Ein zentraler Punkt war die Frage, ob es eine „christliche Politik“ geben könne. Katrin Göring-Eckardt beantwortet sie mit einem klaren „Nein“ und machte an konkreten Beispielen deutlich, wie unterschiedlich bestimmte aktuelle politische Sachfragen von verschiedenen christlichen Politkern der demokratischen Parteien beantwortet und entschieden werden. Vielmehr komme es in unserer pluralistischen Demokratie darauf an, dass die evangelische „Freiheit eines Christenmenschen“ in die politische Tat umgesetzt werde. Dabei sollten Christen im politischen Entscheidungsprozess vor allem „fragen, zweifeln und glauben“. In diesen drei Schritten komme die christliche Offenheit und Verantwortung zum Ausdruck, die auch vor Irrtümern nicht gefeit sei. Glauben bedeute dabei das Vertrauen, die Dinge in Gottes Hand zu legen und aus dieser Gewissheit an der Veränderung der Welt mitzuwirken. Christen sollten ein positives Verhältnis zur Macht entwickeln, nicht zur Macht um ihrer selbst willen, sondern zur Macht, die gestalten und ungerechte Verhältnisse verändern will. Als geistliches Vorbild der beiden Theologen kam öfter Dietrich Bonhoeffer zu Wort, der es als christliche Aufgabe formuliert hat, am gegebenen Ort das Notwendige zu tun und ganz im Diesseits Verantwortung zu übernehmen. Abschließend forderte Katrin Göring-Eckardt dazu auf, im Sinne Jesajas nicht die Asche zu hüten, sondern das Feuer des Glaubens immer wieder neu zu entfachen, vor allem durch eine tiefe Fröhlichkeit, die wahre christliche Existenz ausmache.

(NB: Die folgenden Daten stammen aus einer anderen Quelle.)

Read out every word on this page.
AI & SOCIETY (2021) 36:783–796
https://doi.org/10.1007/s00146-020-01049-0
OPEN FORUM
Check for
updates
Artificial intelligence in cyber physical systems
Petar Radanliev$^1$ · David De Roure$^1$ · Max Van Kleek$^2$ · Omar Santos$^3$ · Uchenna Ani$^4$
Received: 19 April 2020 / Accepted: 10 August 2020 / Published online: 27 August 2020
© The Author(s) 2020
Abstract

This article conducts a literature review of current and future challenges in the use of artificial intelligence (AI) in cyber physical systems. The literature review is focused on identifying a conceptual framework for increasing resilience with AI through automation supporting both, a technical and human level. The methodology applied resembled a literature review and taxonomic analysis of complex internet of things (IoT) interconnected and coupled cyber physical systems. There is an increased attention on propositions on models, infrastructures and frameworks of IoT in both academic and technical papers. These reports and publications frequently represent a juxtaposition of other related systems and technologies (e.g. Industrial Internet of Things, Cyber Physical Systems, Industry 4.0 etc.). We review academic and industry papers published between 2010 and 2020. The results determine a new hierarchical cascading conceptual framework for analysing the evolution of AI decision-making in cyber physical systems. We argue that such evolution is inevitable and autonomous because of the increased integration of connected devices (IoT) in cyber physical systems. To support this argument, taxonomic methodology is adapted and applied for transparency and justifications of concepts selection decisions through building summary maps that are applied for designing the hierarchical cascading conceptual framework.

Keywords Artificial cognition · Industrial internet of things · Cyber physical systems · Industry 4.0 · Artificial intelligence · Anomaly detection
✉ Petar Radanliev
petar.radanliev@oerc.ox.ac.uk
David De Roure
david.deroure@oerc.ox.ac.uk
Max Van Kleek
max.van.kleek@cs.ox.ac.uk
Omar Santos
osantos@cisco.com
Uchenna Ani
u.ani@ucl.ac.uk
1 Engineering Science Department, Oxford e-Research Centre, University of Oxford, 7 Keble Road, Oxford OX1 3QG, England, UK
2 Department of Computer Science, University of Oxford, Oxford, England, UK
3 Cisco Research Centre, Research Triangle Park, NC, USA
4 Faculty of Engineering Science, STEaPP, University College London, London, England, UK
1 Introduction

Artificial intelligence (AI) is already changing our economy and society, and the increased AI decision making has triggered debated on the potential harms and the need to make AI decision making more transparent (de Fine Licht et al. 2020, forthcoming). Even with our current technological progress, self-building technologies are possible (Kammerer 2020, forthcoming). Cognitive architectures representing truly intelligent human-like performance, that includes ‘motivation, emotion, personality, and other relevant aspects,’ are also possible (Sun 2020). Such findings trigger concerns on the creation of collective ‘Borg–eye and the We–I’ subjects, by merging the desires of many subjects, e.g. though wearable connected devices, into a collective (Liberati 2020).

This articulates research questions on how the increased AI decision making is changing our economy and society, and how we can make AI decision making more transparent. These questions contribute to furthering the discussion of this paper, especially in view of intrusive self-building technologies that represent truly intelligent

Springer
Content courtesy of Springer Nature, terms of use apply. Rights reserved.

Nach einer Pause wurde das Thema in fünf Arbeitsgruppen weiter diskutiert und der Impulsdialog der Gäste ausgewertet. Das Echo bei den Studierenden auf das Gehörte war weitgehend positiv und von vielen „Aha-Effekten“ geprägt. Es folgte eine Mittagspause und ein abschließendes Podiumsgespräch (mit zwei Studierenden der Fachhochschule – Ekkehard Weber und Manuela Georgi – und der Rektorin Prof. Hildegard Wickel), welches von dem neuen Dozenten für Jugendarbeit und Gemeindepädagogik, Tobias Petzoldt, souverän moderiert wurde. Als Einstieg führten die Studierenden Frank Rauer und Daniel Arnstadt ein amüsantes Streitgespräch, worin zwei typische kontroverse christliche Haltungen zum Thema „Politik“ aufeinander prallten. Im folgenden, recht harmonischen Podiumsgespräch wurden noch einmal verschiedene Aspekte des Themas vertieft und Fragen sowie Gesprächsergebnisse der Arbeitsgruppen in die Diskussion eingebracht. Abschließend ermutigten die Thüringer Gäste unsere zukünftigen Gemeinde- und Religionspädagogen noch einmal, in ihrem Umfeld der Politikverdrossenheit zu begegnen und luden besonders zum „herzlichen“ Engagement auf dem kommenden 33. Deutschen Evangelischen Kirchentag in Dresden ein. „Bewahre uns Gott, behüte uns Gott“ (EG 171) – mit diesem Segenslied wurde der Studientag abgeschlossen, der von den meisten Teilnehmern als gelungener und ermutigender Start ins neue Semester empfunden wurde.